Dos semanas de protestas desgastan a cualquier colectivo, más aún si no hay costumbre de movilización alguna. Lo notan tu cabeza y tu bolsillo. Esa es la realidad también de las gentes del campo, por mucho romanticismo que le pongamos. Ni las manos con callos como piedras ni el rostro cuarteado por el sol son capaces de eliminar determinadas sensaciones. Lo que tienen que tener claro los labradores y ganaderos es que, aunque el desánimo asome la patita, lo que han logrado estos quince días tiene un gran valor. Si lo miden en función del volumen de la cosecha, traducida en compromisos reales por parte de las administraciones competentes, puede que el éxito lo vean reducido. Con las luces largas, con la mirada proyectada más allá del momento actual, la importancia de lo que están haciendo va mucho más allá de los frutos que han conseguido hasta ahora, que son pocos.
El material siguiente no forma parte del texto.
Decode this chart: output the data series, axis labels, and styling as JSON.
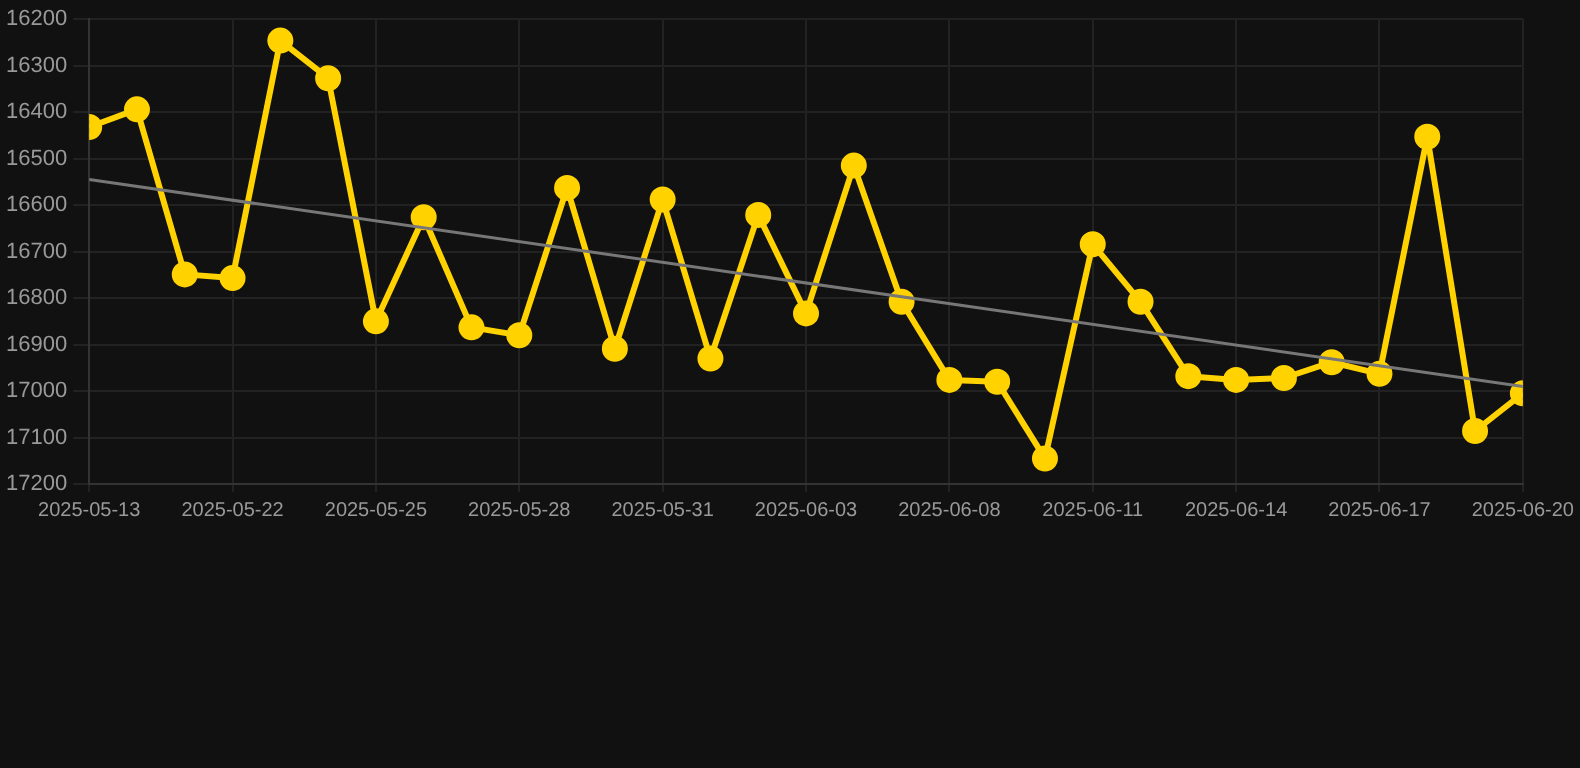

Por lo pronto, las reivindicaciones del agro español se han elevado hasta niveles nunca antes alcanzados. Habla el campo y se le escucha como un oficio cuya trascendencia está muy por encima que la gran mayoría. Sin agricultura, no hay nada, una perogrullada que, de vez en cuando, hay que recordar a burócratas y urbanitas encerrados en despachos con mando en plaza. No sirve mirar a Francia o a cualquiera de los países de la Unión donde, antes que en España, los agricultores se pusieron en pie de guerra. La fuerza de los franceses es muy superior a la que tienen sus colegas españoles, fundamentalmente, porque el Gobierno de Macron les respeta y aquí, en el mejor de los casos, se les ningunea, cuando no se les desprecia. Que se hayan levantado ahora, aunque haya sido al rebufo de la revuelta europea, no deja de ser un síntoma de cambio y también de victoria.
En estas dos semanas de protestas, apenas ha habido incidentes graves, a pesar de que la política de intoxicación de Marlaska y el Ministerio del Interior se haya centrado en una crónica diaria con detenciones, identificaciones y expedientes encaminados a las multas. Tratar de amedrentar así a los agricultores es desconocer su tenacidad y capacidad de aguante. Dentro de un colectivo tan amplio, ideológicamente dispar, es normal que haya elementos que pueden llegar a distorsionar el objetivo de la protesta, sobre todo, cuando muchas tractoradas se han organizado a título individual y sin la convocatoria pertinente de las asociaciones agrarias. En ese escenario, podrían haberse dado situaciones violentas y han sido aisladas, por mucho que desde el Gobierno se hayan destacado muy por encima de las protestas mayoritariamente pacíficas. Viendo que no funcionaba lo de la ultraderecha y la fachosfera para tratar de etiquetar a los que se han echado a la calle con sus armas de trabajo, han tirado de Marlaska, el perejil más contaminante de todas las salsas. Y, comprobando el resultado de su estrategia de desinformación, tampoco ha ganado el pulso. Sin necesidad de los Marlaskas de turno, los propios agricultores se han percatado de la necesidad de aislar a esos personajes que buscan un protagonismo personal -véase la tal Lola Guzmán, que más vale se quede en su casa-.
Se abre, por tanto, una nueva fase en estas protestas. Las tractoradas y los cortes de tráfico han tenido su efecto y están en su derecho de seguir reclamando unas reglas más justas para seguir produciendo. Han conseguido una unidad en el campo pocas veces vista y les toca canalizar ese avance para conseguir sus objetivos. Esos interlocutores autorizados han de ser los responsables de las principales agrupaciones agrarias, que, quizá, se enfrenten a la última posibilidad de ser respetados. Si la pierden, serán cómplices de la puntilla definitiva al campo y a las gentes que lo trabajan.